Computers can "boot off of" things other than themselves. I like to think of it like putting your car up on a jack. You can temporarily have your computer live off of a CD, SD card, or USB while it sets your hard drive aside.

This is a great way to try Linux. You can create a CD, which will almost always give you the option of just trying it out before you install.

The hardest part about doing this is that you have to burn the CD yourself. Here's how it will go:

  1. Download a Linux image. This will be a file that ends in .iso . Most of them are pretty big, so it may take a while. Here is a link to Ubuntu's download page.

  2. Grab a blank CD or DVD. You are going to want to burn the iso to the disc. Both Mac and Windows usually have built in utilites to do this, but if you are not sure how, now would be a good time to prime your Google-Fu . Make sure you burn it as slowly as possible.

  3. Insert the disc into your drive. Wait until it registers, then power down your computer. Once it is completely off, power it back on. If you have Windows, follow the instructions in your boot screen (it's usually one of the f keys) until you find a place where you can select the disc. If you are on a Mac, hold down the alt key and wait until the disc become available to select. Bear in mind, it's been a while since I have done this. The boot process may be different for each computer, but it's easy to find (even if this has to be your last call to geeksquad ever).
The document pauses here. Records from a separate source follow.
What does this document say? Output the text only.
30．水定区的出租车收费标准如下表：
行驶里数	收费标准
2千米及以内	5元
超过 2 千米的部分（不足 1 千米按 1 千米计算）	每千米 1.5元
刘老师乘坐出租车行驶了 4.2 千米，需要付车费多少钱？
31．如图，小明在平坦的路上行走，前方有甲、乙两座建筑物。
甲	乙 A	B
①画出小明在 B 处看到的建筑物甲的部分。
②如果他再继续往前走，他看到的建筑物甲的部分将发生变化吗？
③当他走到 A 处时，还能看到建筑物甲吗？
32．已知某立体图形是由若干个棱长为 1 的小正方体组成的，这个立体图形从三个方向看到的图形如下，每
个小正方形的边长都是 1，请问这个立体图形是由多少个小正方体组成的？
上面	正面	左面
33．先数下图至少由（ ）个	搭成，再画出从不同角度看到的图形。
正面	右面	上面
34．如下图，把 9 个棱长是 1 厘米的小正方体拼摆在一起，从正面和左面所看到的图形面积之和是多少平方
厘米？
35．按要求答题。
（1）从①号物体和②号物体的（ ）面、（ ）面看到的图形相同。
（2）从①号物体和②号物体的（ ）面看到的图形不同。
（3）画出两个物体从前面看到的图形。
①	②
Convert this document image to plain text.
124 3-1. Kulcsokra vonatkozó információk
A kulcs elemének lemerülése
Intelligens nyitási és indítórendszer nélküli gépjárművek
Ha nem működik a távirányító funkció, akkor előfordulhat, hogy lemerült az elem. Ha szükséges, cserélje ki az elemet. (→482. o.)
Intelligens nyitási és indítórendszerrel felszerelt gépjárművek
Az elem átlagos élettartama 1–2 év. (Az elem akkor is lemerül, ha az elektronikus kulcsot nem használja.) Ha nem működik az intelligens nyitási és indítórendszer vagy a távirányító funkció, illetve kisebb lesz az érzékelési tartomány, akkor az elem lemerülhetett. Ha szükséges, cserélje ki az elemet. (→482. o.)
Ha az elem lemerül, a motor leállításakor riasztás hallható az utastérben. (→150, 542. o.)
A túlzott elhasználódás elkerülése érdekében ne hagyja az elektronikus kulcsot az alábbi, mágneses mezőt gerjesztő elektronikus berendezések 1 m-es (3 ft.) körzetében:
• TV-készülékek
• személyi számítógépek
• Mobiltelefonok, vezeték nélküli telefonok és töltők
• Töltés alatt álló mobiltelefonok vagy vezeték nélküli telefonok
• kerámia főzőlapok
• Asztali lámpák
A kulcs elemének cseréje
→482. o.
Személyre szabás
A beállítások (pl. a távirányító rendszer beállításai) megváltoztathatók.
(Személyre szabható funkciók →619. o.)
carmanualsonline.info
  4. You should see the purple splash screen. Ubuntu will present you with two options - Install, or try it out. I think it's clear which you should pick.

  5. Once you are done playing around in Ubuntu, power down, then power back on without doing anything. You should be back in your own system, where you can remove the disc and pretend none of this ever happened (unless you enjoyed it).

2. Virtualization

Virtualization is a need little trick. Without ever turning off your computer, you can launch a tiny virtual computer in a window. Given, it won't be as powerful, but it's a great way to try something out in a truly isolated sandbox.

I like to use VirtualBox . It's free, and pretty dependable. Download the software and the ISO mentioned above and create a new virtual machine. While setting up, you will load the ISO file into the virtual dvd drive of your virtual machine. Once you are set up, you can play and pause it like a VCR. All of the happenings of this dangerous Linux experiment will be contained to a little window on your computer. Once you are done, you can power it down and delete it.

3. An Old Computer

Get an old computer. Linux can run on pretty much anything, especially a $50 craigslist laptop or your dad's old PC.

In Conclusion

I hope now, reader, that you can rid yourself of the notion that Linux is for super elite hackers. Truthyfully, Linux is for just about anyone that knows how to operate a computer, doesn't mind learning something new, and likes to pick their own colors. There are literally hundreds of thousands of distros to try. If you have some freetime, pick up a pack of blank DVDs and take the first 25 that look interesting to you. Now go have an adventure.